SUAVV Magazine: You also bring up striving for perfection, which I think most people can relate to. It was something that you had dealt with as a child while growing up in a religious family. From your perspective, how can a person avoid that from happening in their own life?  

Ivan: Yes, I always wanted to be perfect because growing up I was told not to tell people I was Mexican because then I wouldn’t be successful. And then obviously don’t be gay, right? You’ll never get to the positions that you want. Positions of power, respect. I felt I had to overcompensate for those two things, so that drove me to do well and accomplish many achievements. I felt broken for a very long time, and I felt to mask and look as put together as possible I had to be perfect, right?  I had to be perfect in everything else because I felt like there were these two broken pieces in my life that couldn’t be mended. And so, the only way to do that was to try to be perfect in everything else, right? Perfect grades, perfect this, perfect that. But I was doing it for someone else, right? I was doing it for other people.

Obviously, no one is perfect, that’s impossible. I think the strive for perfection actually holds you back from really getting to know who you really are, because, in my times of imperfection and dealing with challenges and obstacles was where I really got to figure out who I was and what I was capable of. In my business, I hate using the word perfect, but I try to do the best that I possibly can with what I’ve got right now. If that’s not enough, then it just wasn’t meant to be right. It wasn’t meant for me, but to try to strive for perfection is impossible.  

Ivan Estrada

SUAVV Magazine: Also, in your business, you have had discussions about the five pillars of how you run your business: One of them is community. Why is community so important to you?  

Ivan: The community aspect is important to me because for example, when my parents and I went our own separate ways for a little bit, I was adopted by a new community in West Hollywood. They were my family for a long time, and I’ve realized that my community has supported me along the way. All of my success has come through my community. The people who’ve supported me, the people who were there when times were tough. Another thing is the more the older I get and the more I speak to other entrepreneurs who are very successful I am reminded to never forget my community.

These are the people who’ve supported you day in and day out, and these are the people that you have to give back to right.
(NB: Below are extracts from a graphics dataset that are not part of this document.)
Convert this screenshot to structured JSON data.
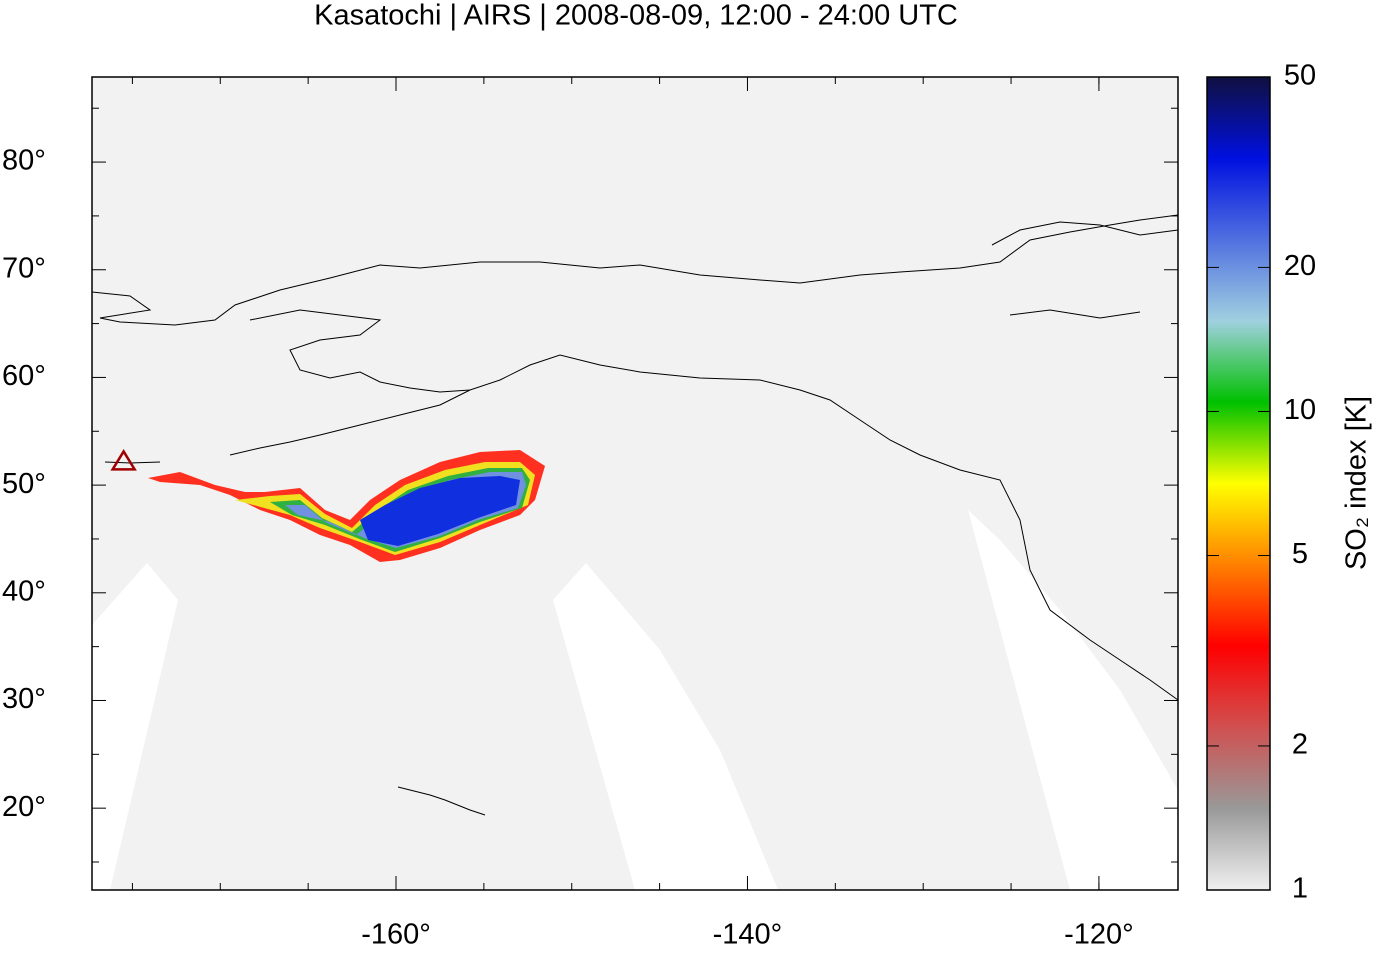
{
  "chart_data": {
    "type": "map",
    "title": "Kasatochi | AIRS | 2008-08-09, 12:00 - 24:00 UTC",
    "xlim": [
      -177.3,
      -115.5
    ],
    "ylim": [
      12.4,
      87.9
    ],
    "xticks": [
      {
        "value": -160,
        "label": "-160°"
      },
      {
        "value": -140,
        "label": "-140°"
      },
      {
        "value": -120,
        "label": "-120°"
      }
    ],
    "yticks": [
      {
        "value": 20,
        "label": "20°"
      },
      {
        "value": 30,
        "label": "30°"
      },
      {
        "value": 40,
        "label": "40°"
      },
      {
        "value": 50,
        "label": "50°"
      },
      {
        "value": 60,
        "label": "60°"
      },
      {
        "value": 70,
        "label": "70°"
      },
      {
        "value": 80,
        "label": "80°"
      }
    ],
    "xminorticks": [
      -175,
      -170,
      -165,
      -155,
      -150,
      -145,
      -135,
      -130,
      -125,
      -120
    ],
    "yminorticks": [
      15,
      25,
      35,
      45,
      55,
      65,
      75,
      85
    ],
    "volcano": {
      "lon": -175.5,
      "lat": 52.2,
      "color": "#a00000"
    },
    "colorbar": {
      "label": "SO₂ index [K]",
      "lim": [
        1,
        50
      ],
      "log": true,
      "ticks": [
        1,
        2,
        5,
        10,
        20,
        50
      ],
      "colors": [
        "#f0f0f0",
        "#999999",
        "#d05050",
        "#ff0000",
        "#ff8000",
        "#ffff00",
        "#00c000",
        "#a0d0e0",
        "#5070e0",
        "#0010e0",
        "#101040"
      ]
    }
  }
}
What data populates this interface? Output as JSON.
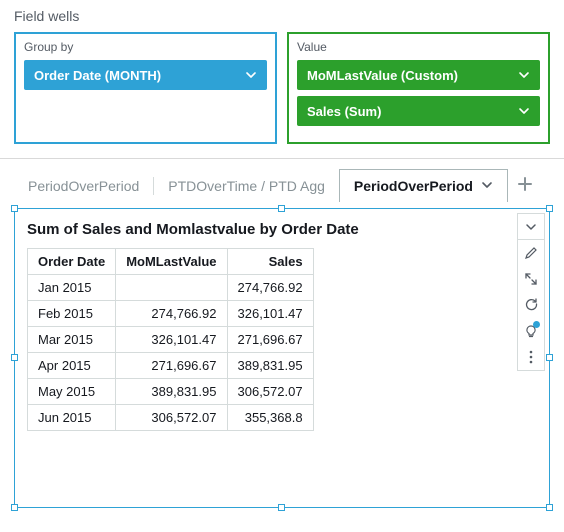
{
  "colors": {
    "blue": "#2ea2d6",
    "green": "#2ca02c",
    "border": "#d5dbdb",
    "text_muted": "#545b64"
  },
  "fieldWells": {
    "label": "Field wells",
    "groupBy": {
      "title": "Group by",
      "pills": [
        {
          "label": "Order Date (MONTH)"
        }
      ]
    },
    "value": {
      "title": "Value",
      "pills": [
        {
          "label": "MoMLastValue (Custom)"
        },
        {
          "label": "Sales (Sum)"
        }
      ]
    }
  },
  "tabs": {
    "items": [
      {
        "label": "PeriodOverPeriod",
        "active": false
      },
      {
        "label": "PTDOverTime / PTD Agg",
        "active": false
      },
      {
        "label": "PeriodOverPeriod",
        "active": true
      }
    ]
  },
  "visual": {
    "title": "Sum of Sales and Momlastvalue by Order Date",
    "table": {
      "columns": [
        "Order Date",
        "MoMLastValue",
        "Sales"
      ],
      "alignment": [
        "left",
        "right",
        "right"
      ],
      "rows": [
        [
          "Jan 2015",
          "",
          "274,766.92"
        ],
        [
          "Feb 2015",
          "274,766.92",
          "326,101.47"
        ],
        [
          "Mar 2015",
          "326,101.47",
          "271,696.67"
        ],
        [
          "Apr 2015",
          "271,696.67",
          "389,831.95"
        ],
        [
          "May 2015",
          "389,831.95",
          "306,572.07"
        ],
        [
          "Jun 2015",
          "306,572.07",
          "355,368.8"
        ]
      ]
    }
  }
}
I always feel I’m endlessly climbing a mountain and then I hit a peak where I’m like, ’Yes, this is the goal,’ but one of my mentors said, “Don’t forget to throw the rope down to your community.” For me, they threw the rope down, helped me get up to another point in my life, spiritually, economically, emotionally, spiritually, all of that. 

SUAVV Magazine: As we continue to be surrounded by challenges due to COVID-19, how can the young generation maximize their opportunities to become successful in whatever they choose to do?  

Ivan: You just have to put in the work in the effort to reach out to other people who you could look at and say, ‘I want what they have. I want the job that they have. I want the happiness that they have’ and if you come from a place like the messages that I have gotten from adults, ranging from 20-30 years old, ‘Oh my God, I read your book. I love this. It made me feel this way.’ How can I not respond to that? As long as you’re coming in from a place of vulnerability, that is what matters.